The cinema in my hometown of Buncrana was built in 1904, the same year James Joyce took a Galway girl called Nora Barnacle for a walk outside Trinity College, changing his life and world literature.
It still stands, that cinema, although it started out as a modest parish hall. I saw Star Wars there and Grease and Back to the Future and a hundred other era-defining films. I still remember the red curtains and the drama of their push button opening on a Friday night or a Sunday afternoon matinee.
I also fondly remember the throwback 1970’s soft drinks ads for McDaid’s Football Special that played on the big screen long after the polyester lapels and bell bottom era had ended, eliciting hoots of delighted scorn from us modern day kids in our Levis and Nikes.
That parish hall was used to stage the annual pantomime too, so my love of Broadway musicals first got its start watching a local cast sing songs that came directly from 42nd Street.
It was just a medium sized hall in a town that had politically and geographically fallen off the map, but that cinema somehow connected us to the wider world, and so it quietly changed our lives and fired our imaginations.
It was escape really. Outside its doors was a bone deep never-ending recession. Few young people in the town had a decent paying job. After high school it was assumed that we’d go to college or emigrate, and for the most part that’s exactly what we did.
Life and opportunity were elsewhere, we had discovered. There was a big exciting world outside of our sleepy little town and life-changing adventures could be had there. You just had to wait until you turned 18.
In our desire to explore other lands, though, we had neglected to study where we were. That’s the power of Hollywood for you. It feeds your fantasies as it empties your pocket. It asks you to look up not down. We were so busy gazing at the flickering images on the big screen that we were missing what was actually in front of us.
Stories have real power, that cinema reminded me. If you are raised with a story that you will grow up and leave the place of your birth as soon as you are able, when the time comes that is almost certainly what you will do. You won’t even have to think about it.
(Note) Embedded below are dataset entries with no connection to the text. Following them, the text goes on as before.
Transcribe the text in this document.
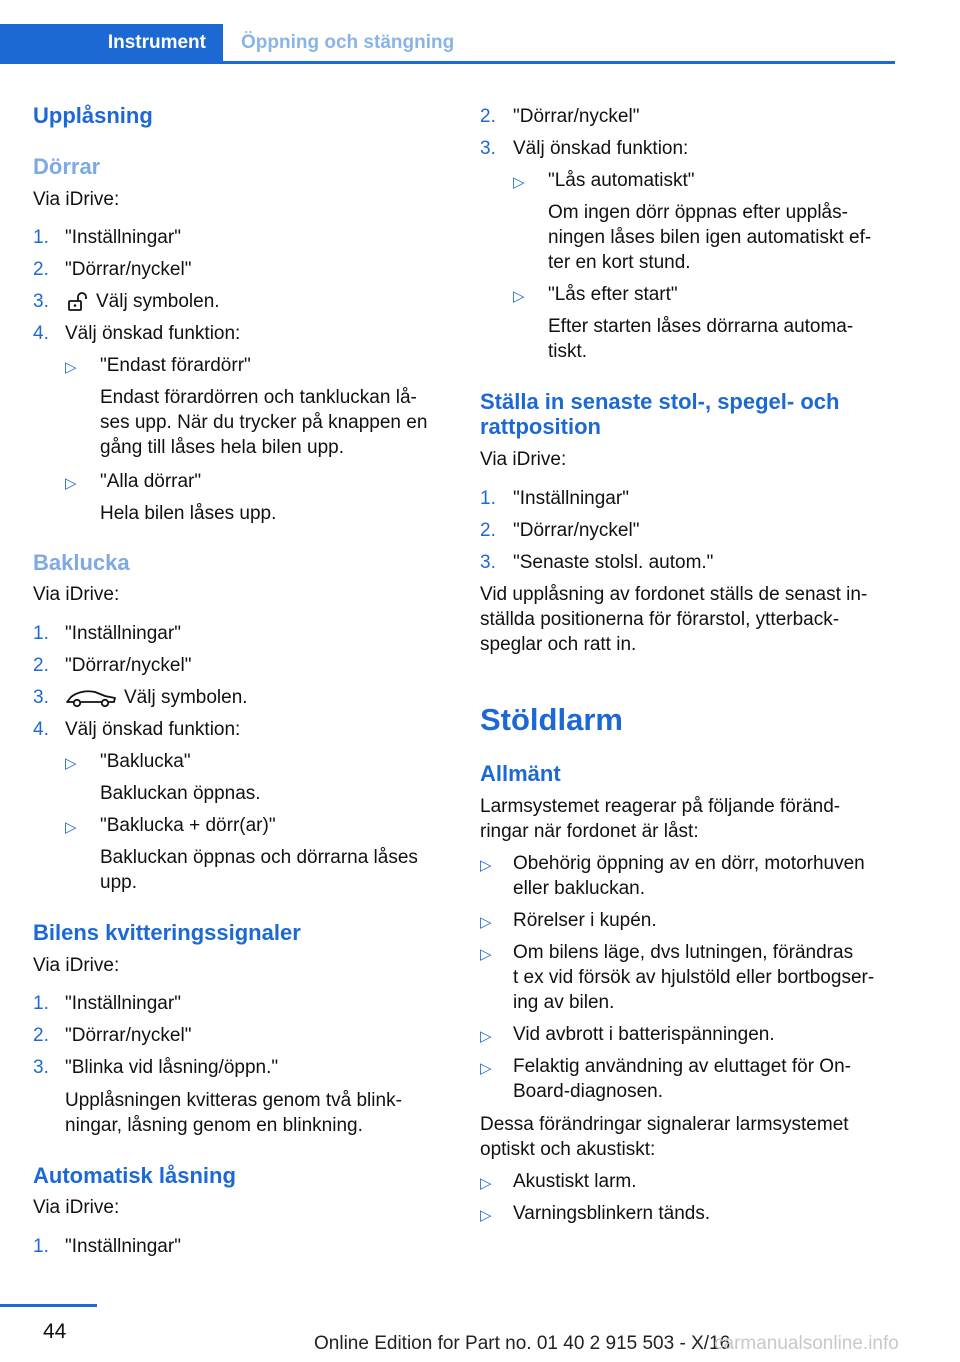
Instrument	Öppning och stängning
Upplåsning
Dörrar
Via iDrive:
1. "Inställningar"
2. "Dörrar/nyckel"
3. Välj symbolen.
4. Välj önskad funktion:
▷ "Endast förardörr"
Endast förardörren och tankluckan lå-
ses upp. När du trycker på knappen en
gång till låses hela bilen upp.
▷ "Alla dörrar"
Hela bilen låses upp.
Baklucka
Via iDrive:
1. "Inställningar"
2. "Dörrar/nyckel"
3.	Välj symbolen.
4. Välj önskad funktion:
▷ "Baklucka"
Bakluckan öppnas.
▷ "Baklucka + dörr(ar)"
Bakluckan öppnas och dörrarna låses
upp.
Bilens kvitteringssignaler
Via iDrive:
1. "Inställningar"
2. "Dörrar/nyckel"
3. "Blinka vid låsning/öppn."
Upplåsningen kvitteras genom två blink-
ningar, låsning genom en blinkning.
Automatisk låsning
Via iDrive:
1. "Inställningar"
2. "Dörrar/nyckel"
3. Välj önskad funktion:
▷ "Lås automatiskt"
Om ingen dörr öppnas efter upplås-
ningen låses bilen igen automatiskt ef-
ter en kort stund.
▷ "Lås efter start"
Efter starten låses dörrarna automa-
tiskt.
Ställa in senaste stol-, spegel- och
rattposition
Via iDrive:
1. "Inställningar"
2. "Dörrar/nyckel"
3. "Senaste stolsl. autom."
Vid upplåsning av fordonet ställs de senast in-
ställda positionerna för förarstol, ytterback-
speglar och ratt in.
Stöldlarm
Allmänt
Larmsystemet reagerar på följande föränd-
ringar när fordonet är låst:
▷ Obehörig öppning av en dörr, motorhuven
eller bakluckan.
▷ Rörelser i kupén.
▷ Om bilens läge, dvs lutningen, förändras
t ex vid försök av hjulstöld eller bortbogser-
ing av bilen.
▷ Vid avbrott i batterispänningen.
▷ Felaktig användning av eluttaget för On-
Board-diagnosen.
Dessa förändringar signalerar larmsystemet
optiskt och akustiskt:
▷ Akustiskt larm.
▷ Varningsblinkern tänds.
44
Online Edition for Part no. 01 40 2 915 503 - X/16
carmanualsonline.info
When I walk into that cinema in 2017 I look at the empty seats and think of all the people I knew who once sat in those seats beside me. Some still come home for a few days at Christmas, but most are gone now never to return. They exchanged cinema seats for seats on an airplane. The journeys they began in the imagination in this dream factory were eventually fulfilled in reality.
In recent years that cinema has an inspired new programmer, and the work that is screened there has been discerning. It has started to tell the story of the county and the town to itself.
This week it screened The Last of the Name, a documentary film based on the memoirs of a local Donegal man first recorded in the 1940s by the poet Patrick Kavanagh.
Charles McGlinchey, a weaver, was well into in his eighties by then, and Kavanagh recorded his stories of life in “the long ago” during their biweekly visits. McGlinchey had never married and had outlived all his relations (hence the book and film’s title).
Thirty years after it was written the manuscript found its way into playwright Brian Friel’s hands, who edited it and wrote an introduction. Think of a cross between Frank McCourt and the Bible.
Ignoring the two World Wars for the far more pressing business of squabbles between neighbors in Donegal, McGlinchy was a sort of Homer of rural Inishowen, and his delightful way of expressing himself and the stories that he recalled was deeply rooted in centuries of unbroken Irish continuity.
The local cinema is finally telling our own stories, holding up a mirror to ourselves, in other words. We have finally decided that we are subjects worthy of consideration in our own right.
More than that, we live in a landscape rich with story and unspoiled beauty, and we have started to acknowledge it.
I bet that there is someone sitting in one of those cinema seats now who will one day tell the story of what happened to us, all the great severances that never healed.
We thought we were unseen and unheard and beneath anyone’s notice, as year after year our young people took flight, many never to return. They caught buses and taxis and some even hitchhiked. They vanished and left empty seats.
I bet that whoever records what all that looked and felt like will have a lot to say.